All about Phishing.
Recent phishing attempts
Social networking sites are also a target of phishing, since the personal details in such sites can be used in identity theft, in late 2006 a computer worm took over pages on MySpace and altered links to direct surfers to websites designed to steal login details. Experiments show a success rate of over 70% for phishing attacks on social networks.
Almost half of phishing thefts in 2006 were committed by groups operating through the Russian Business Network based in St. Petersburg.
Tips on how to avoid the Internet scam known as phishing
- If you receive an unexpected e-mail saying your account will be shut down unless you confirm your billing information, do not reply or click any links in the e-mail body.
- Before submitting financial information through a Web site, look for the "lock" icon on the browser's status bar. It means your information is secure during transmission.
- If you are uncertain about the information, contact the company through an address or telephone number you know to be genuine.
- If you unknowingly supplied personal or financial information, contact your bank and credit card company immediately.

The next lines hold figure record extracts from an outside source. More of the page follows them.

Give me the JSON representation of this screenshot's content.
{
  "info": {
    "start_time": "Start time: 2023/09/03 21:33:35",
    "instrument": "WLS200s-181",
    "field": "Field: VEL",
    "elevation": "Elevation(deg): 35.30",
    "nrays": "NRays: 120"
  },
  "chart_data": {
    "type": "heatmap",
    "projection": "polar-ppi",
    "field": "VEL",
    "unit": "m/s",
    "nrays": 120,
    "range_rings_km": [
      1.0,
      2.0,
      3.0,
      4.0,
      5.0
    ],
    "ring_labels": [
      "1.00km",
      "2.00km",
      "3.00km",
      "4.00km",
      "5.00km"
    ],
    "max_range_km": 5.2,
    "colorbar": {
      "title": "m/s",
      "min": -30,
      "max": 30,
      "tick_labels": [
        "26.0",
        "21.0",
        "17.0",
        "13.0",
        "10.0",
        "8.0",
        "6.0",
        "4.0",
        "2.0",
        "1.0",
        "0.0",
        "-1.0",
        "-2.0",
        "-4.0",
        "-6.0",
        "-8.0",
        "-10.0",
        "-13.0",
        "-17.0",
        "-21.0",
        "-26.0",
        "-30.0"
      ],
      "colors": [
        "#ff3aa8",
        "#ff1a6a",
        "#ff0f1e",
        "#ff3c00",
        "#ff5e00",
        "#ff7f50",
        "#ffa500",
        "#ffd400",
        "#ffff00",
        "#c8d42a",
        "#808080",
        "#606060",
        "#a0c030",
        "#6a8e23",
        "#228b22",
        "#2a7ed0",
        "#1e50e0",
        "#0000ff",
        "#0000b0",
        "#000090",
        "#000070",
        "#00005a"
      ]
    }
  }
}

- Suspicious e-mail can be forwarded to uce@ftc.gov, and complaints should be filed with the state attorney general's office or through the FTC at www.ftc.gov.
Notes:
The term phishing comes from the fact that Internet scammers are using increasingly sophisticated lures as they "fish" for users' financial information and password data. The most common ploy is to copy the Web page code from a major site — such as AOL — and use that code to set up a replica page that appears to be part of the company's site. (This is why phishing is also called brand spoofing.) A fake e-mail is sent out with a link to this page, which solicits the user's credit card data or password. When the form is submitted, it sends the data to the scammer while leaving the user on the company's site so they don't suspect a thing.